The great Christian writer, G.K. Chesterton, observed benignly that he could see no conflict between evolution and Christianity, and asked: “What does it matter if Creation was fast or slow?”
Yet the early partisans for and against the theory have been slow to point out a huge and obvious exception to it: the human brain. There is no evolutionary need for the human brain to have the capacity that it does, or indeed for it to have intelligence at all (Most life manages very well without intelligence).
When one steps back and contemplates the big picture, one realises how extraordinary that picture is: a plains-dwelling ape, perhaps recently come down from the trees, did not need much intelligence, not much more than a gorilla or chimpanzee, most of whose genes it shared. It invented spears – no gorilla or chimpanzee had invented a spear or indeed used any tool more complicated than a convenient lump of rock. It harnessed fire.
If the strict evolutionist argument is true, perhaps a few thousand ought to have survived in their own ecological niche, like other species, maybe using rocks to crack the shells of tortoises, and with maybe those who survived child-birth living about 20 years.
But if that plains-dwelling ape had lost its battle on the African savannah with the hyenas and great cats, or been out-competed for food and territory by the other ape species, and become extinct, as had happened to countless species before, including those as formidable as the dinosaurs, the cave-lion, the cave-bear and the dire wolf, the universe could not have cared less.
This plains ape, like other animals, fled from predatory carnivores over outcrops of iron ore, shivered in winter squatting on outcrops of coal, and lapped water muddied with clay. But its direct descendants sculpted the Venus of Cyrene, wrote the Iliad, built the Pyramids, the Parthenon and Chartres Cathedral, discovered calculus and relativity, split the atom and flew to the moon.
Its direct descendants had names like Socrates, Plato, Aristotle, Confucius, da Vinci, Newton, Shakespeare, Mozart, Beethoven and Einstein (and Darwin).

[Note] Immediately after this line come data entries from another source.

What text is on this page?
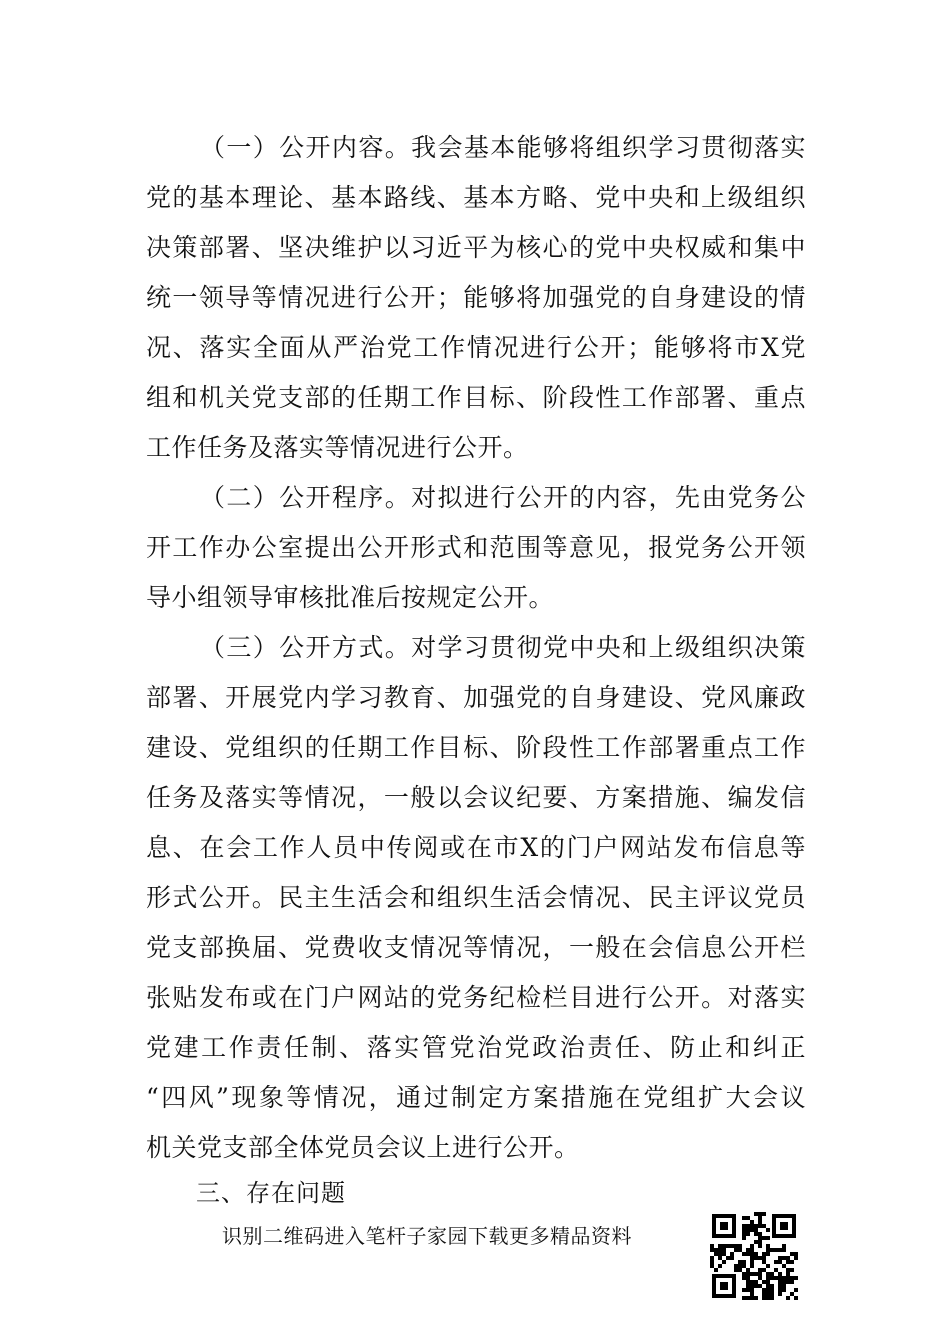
（一）公开内容。我会基本能够将组织学习贯彻落实
党的基本理论、基本路线、基本方略、党中央和上级组织
决策部署、坚决维护以习近平为核心的党中央权威和集中
统一领导等情况进行公开；能够将加强党的自身建设的情
况、落实全面从严治党工作情况进行公开；能够将市X党
组和机关党支部的任期工作目标、阶段性工作部署、重点
工作任务及落实等情况进行公开。
（二）公开程序。对拟进行公开的内容，先由党务公
开工作办公室提出公开形式和范围等意见，报党务公开领
导小组领导审核批准后按规定公开。
（三）公开方式。对学习贯彻党中央和上级组织决策
部署、开展党内学习教育、加强党的自身建设、党风廉政
建设、党组织的任期工作目标、阶段性工作部署重点工作
任务及落实等情况，一般以会议纪要、方案措施、编发信
息、在会工作人员中传阅或在市X的门户网站发布信息等
形式公开。民主生活会和组织生活会情况、民主评议党员
党支部换届、党费收支情况等情况，一般在会信息公开栏
张贴发布或在门户网站的党务纪检栏目进行公开。对落实
党建工作责任制、落实管党治党政治责任、防止和纠正
“四风”现象等情况，通过制定方案措施在党组扩大会议
机关党支部全体党员会议上进行公开。
三、存在问题
识别二维码进入笔杆子家园下载更多精品资料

What gave it this supercharged brain, qualitatively as well as quantitatively different to the brain of every other animal? Even the most developed of monkeys never painted a sunset, wrote a sonnet or did a sum.
If, as some have suggested, human brains were stimulated by the existential challenges posed by the successive ice ages, why were bears, wolves, mammoths and tigers not similarly stimulated? The trunks of mammoths or elephants would make useful tool-handling organs if they wanted to so use them.

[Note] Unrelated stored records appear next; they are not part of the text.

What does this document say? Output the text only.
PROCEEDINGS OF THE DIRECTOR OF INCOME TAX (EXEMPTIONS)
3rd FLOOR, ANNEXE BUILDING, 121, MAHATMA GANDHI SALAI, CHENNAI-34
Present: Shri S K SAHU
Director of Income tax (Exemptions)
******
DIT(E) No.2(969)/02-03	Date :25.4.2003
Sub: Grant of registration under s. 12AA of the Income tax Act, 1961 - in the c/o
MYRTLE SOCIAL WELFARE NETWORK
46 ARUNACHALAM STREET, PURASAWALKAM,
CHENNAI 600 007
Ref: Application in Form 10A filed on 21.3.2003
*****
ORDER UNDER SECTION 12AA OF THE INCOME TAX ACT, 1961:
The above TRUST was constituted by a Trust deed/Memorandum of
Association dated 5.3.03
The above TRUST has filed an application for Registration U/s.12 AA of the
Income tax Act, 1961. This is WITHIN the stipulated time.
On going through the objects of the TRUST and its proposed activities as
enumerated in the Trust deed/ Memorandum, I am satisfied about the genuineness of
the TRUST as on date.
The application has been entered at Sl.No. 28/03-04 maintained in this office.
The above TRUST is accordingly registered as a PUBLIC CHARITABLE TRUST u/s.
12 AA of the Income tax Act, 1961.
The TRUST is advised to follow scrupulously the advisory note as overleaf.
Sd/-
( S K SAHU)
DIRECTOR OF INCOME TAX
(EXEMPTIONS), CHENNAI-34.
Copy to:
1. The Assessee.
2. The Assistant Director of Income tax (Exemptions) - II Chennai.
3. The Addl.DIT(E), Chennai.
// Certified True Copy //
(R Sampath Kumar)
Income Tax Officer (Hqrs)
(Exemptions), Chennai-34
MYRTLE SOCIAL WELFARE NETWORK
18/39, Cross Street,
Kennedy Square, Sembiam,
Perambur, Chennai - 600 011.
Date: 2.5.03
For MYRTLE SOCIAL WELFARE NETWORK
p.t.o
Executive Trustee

One prominent astronomer and astrophysicist, as well as many science-fiction writers, suggested intervention by aliens. But this does not solve the mystery, it only pushes it one step back (what gave the aliens their brains?).
For some religious believers, the evidence points to Divine intervention: a Creator God stepped outside the laws of evolution to create a miracle.
Watching the cheetah, it is hard to come up with a better explanation.